Libertarian Thoughts on Bitcoin

The subject of Bitcoin has become a more common theme in libertarian circles.  Just like goldbugs, the promoters of Bitcoin are passionate about their positions.  The big questions are: is Bitcoin money and what is its potential for the future?

It is always good to start with a proper definition of money.  I would define money as a commonly accepted medium of exchange.  We have money so that we don't have to barter.  We can also use it for savings.  But in order for money to function, it has to be widely acceptable.

I think this is where a bitcoin fails to meet the definition of money.  It is not widely acceptable.  It might be acceptable in certain circles of people, so it can function as a form of money in certain specific communities (not geographically speaking).  If you went up to a guy on the street and asked him about Bitcoin, he would probably look at you funny.  It is not widely recognized.  Even if it did become widely recognized, it would still have to be widely acceptable in order to function as money in society.

I would say the same thing about gold in regards to money.  Gold in America is not really money any more.  If you walk into Walmart and try to pay with a gold coin or gold dust, the cashier would look at you as if you were crazy.  And maybe everyone else is crazy for being so accepting of U.S. dollars.  But regardless, it is U.S. dollars that are widely accepted and recognized.  It is U.S. dollars that function as money in the U.S.  It has practically been forced upon us by the government by using the central bank, legal tender laws, and other tactics.  If there were a true free market, then gold and silver would likely function as money.  But given the world we live in today, U.S. dollars are money.

So could Bitcoin one day become money, assuming that the government is not able to interfere?  The answer is "yes", but that would be for the market to determine.  It would really be up to each individual on whether they wanted to accept and trust bitcoins as a form of money or use something else.

If I had to take a guess, I don't think bitcoins are going to be the wave of the future.  Here is Wikipedia on Bitcoin.  Wikipedia is good at giving a good summary on things.  It is usually understandable.  When I read the entry for Bitcoin, it is still confusing.  I am not trying to be insulting when saying this, but Bitcoin is an idea that comes to fruition when a libertarian meets a tech geek.  It takes an IT guy to understand all of the lingo.  The average guy on the street cannot really understand what a bitcoin is.

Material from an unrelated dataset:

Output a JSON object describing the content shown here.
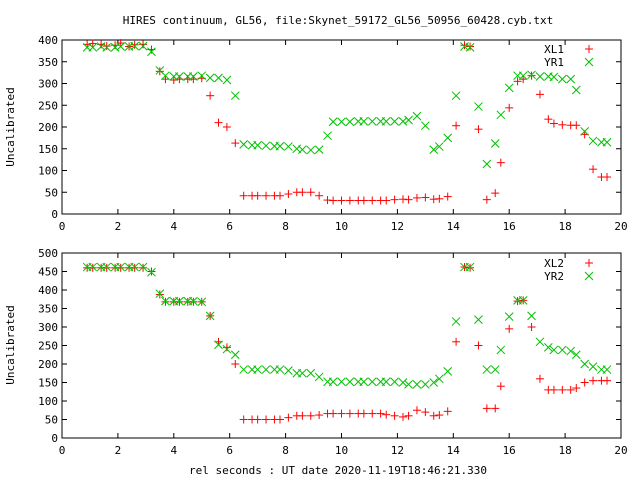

People understand gold.  You can actually hold it in your hand.  It can be used for jewelry.  It has some industrial uses, although not as much as silver.  It has a long history as functioning as money.

I do not agree with people who criticize bitcoins because they have no intrinsic value.  The U.S. dollar doesn't either, but then again, the free market did not really choose it as money.  If bitcoins ever become money, it will have to come through the free market.  But intrinsic value is overrated.  Gold is mostly useless to people when it doesn't serve as a form of money or wealth.  It can look pretty.  You can't eat it or drink it.  You can wear it, but only to look good.  It's not to keep you warm.  But if money were based solely on its uses, then water, oil, food, and clothing would be better candidates to serve as money.

In a free market, everything is subjective.  Things are valued according to the free market, which is really just the opinions of billions of people.

In conclusion, I doubt that Bitcoin will serve as a major form of money in the future, even if the government gets out of the money business.  I have nothing against Bitcoin and I wish its users and promoters well.  I generally think we are on the same side and seek more freedom.  I just have my doubts as to whether other people can understand Bitcoin enough to trust it as a form of money.  I think gold and silver are more likely to prevail again.